“It’s not easy to look back at my 20s. I’ve had to face my demons,” Kendra, 38, told People in an interview published on Wednesday, January 17, about how a panic attack left her hospitalized in September 2023. “Playboy really messed my whole life up,” she continued while revealing she was later placed on an antipsychotic medication.
Kendra said of her hospitalization, “I was in a state of panic. I didn’t know what was going on in my head and my body or why I was crying. I had hit rock bottom,” adding, “I was dying of depression. I was hitting the end of my life, and I went into psychosis. I felt like I wasn’t strong enough to live anymore.”
The Kendra on Top alum recalled how her trauma began when she moved into the Playboy mansion at 18 years old, after having “a lot of issues” as a teen. She became part of The Girls Next Door alongside fellow playmates Holly Madison and Bridget Marquardt. Their realty show debuted on E! in 2005 and ran for six seasons, although Kendra departed the series when she married Hank Baskett in 2009.
“I really got into deep regret [afterwards]… deep. I struggled with depression before and at the mansion. I drank a lot. I was there for the partying, OK, let’s just be real. I was not there for Hugh Hefner to be my boyfriend,” the San Diego native confessed.
Kendra began to feel insecure the more she was sexualized. “I hated my boobs, my body, my face. I got to that point where I started hating myself,” she told the publication.

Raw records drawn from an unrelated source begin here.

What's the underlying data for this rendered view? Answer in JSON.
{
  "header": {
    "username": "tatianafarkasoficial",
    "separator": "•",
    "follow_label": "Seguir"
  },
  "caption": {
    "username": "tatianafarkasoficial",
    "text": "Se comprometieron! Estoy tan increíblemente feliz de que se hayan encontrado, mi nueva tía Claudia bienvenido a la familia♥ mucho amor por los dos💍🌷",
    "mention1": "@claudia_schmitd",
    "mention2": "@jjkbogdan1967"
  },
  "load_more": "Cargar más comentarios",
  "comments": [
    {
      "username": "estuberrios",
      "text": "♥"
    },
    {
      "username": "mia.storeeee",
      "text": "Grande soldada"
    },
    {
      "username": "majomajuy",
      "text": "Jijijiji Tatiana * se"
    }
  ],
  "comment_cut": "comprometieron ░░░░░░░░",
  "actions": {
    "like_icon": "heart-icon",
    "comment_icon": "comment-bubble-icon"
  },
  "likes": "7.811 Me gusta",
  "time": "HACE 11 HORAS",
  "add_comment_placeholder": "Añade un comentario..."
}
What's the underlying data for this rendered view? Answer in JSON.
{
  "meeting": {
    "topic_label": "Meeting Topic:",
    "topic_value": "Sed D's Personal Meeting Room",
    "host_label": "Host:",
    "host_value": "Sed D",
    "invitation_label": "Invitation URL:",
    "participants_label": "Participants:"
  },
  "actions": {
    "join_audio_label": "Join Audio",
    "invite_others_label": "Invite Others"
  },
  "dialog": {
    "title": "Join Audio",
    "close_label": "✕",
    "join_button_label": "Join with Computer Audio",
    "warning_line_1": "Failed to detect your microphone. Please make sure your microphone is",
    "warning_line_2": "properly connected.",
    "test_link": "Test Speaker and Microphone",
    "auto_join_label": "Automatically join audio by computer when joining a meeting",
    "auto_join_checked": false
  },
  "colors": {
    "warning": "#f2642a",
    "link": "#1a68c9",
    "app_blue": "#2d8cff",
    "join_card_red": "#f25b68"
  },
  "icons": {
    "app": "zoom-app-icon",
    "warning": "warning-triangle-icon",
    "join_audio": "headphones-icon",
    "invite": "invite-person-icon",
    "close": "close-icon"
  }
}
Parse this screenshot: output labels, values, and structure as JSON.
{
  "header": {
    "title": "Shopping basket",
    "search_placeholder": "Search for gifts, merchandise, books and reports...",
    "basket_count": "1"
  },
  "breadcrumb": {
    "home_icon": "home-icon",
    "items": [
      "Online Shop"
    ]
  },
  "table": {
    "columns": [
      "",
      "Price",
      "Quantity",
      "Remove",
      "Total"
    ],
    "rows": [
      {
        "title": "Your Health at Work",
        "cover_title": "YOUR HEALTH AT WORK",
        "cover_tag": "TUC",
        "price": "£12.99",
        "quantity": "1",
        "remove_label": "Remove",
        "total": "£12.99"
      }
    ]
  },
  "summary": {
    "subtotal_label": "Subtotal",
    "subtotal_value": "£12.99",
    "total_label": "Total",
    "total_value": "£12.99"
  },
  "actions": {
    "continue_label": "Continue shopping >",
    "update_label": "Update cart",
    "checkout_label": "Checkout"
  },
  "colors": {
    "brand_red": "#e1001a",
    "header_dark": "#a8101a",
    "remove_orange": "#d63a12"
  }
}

She now looks back and has huge questions about her past. “Why did I have sex with Hugh Hefner at that age? Why did I do that? Why did I go to the mansion in the first place? Why did I get big boobs? Why am I a sex symbol? Why did I bleach blonde my hair? Why did I do this to myself? Why did I?” Kendra wondered aloud.
Despite getting married and sharing two children with Hank, son Hank Jr., 14, and daughter Alijah Mary, 9, Kendra still had difficulties she faced, including the couple’s 2018 divorce and the cancellation of her WEtv reality show in 2017. “I felt like I had no future. I couldn’t see in front of my depression. I was giving up and I couldn’t find the light. I had no hope,” she said of her battle.
While Kendra said depression is “something that stays with you through life. You just have to learn to work with it and accept it,” she said that “therapy built this tool system for me. So now I have the strength — I have the strength and the foundation I need to overcome my depression.”
She also wants to make sure her daughter doesn’t make the same mistakes she did when she was younger. “As a mom I Iook back at what happened to where I felt like I had to date an older man at the age of 18. What brought me to that point? These are the things I’m trying to correct in my parenting for my daughter. What can I do to show her that she is more than that? And that’s what I am doing now in real estate. And that’s truly the gift I’m trying to give back to my children.”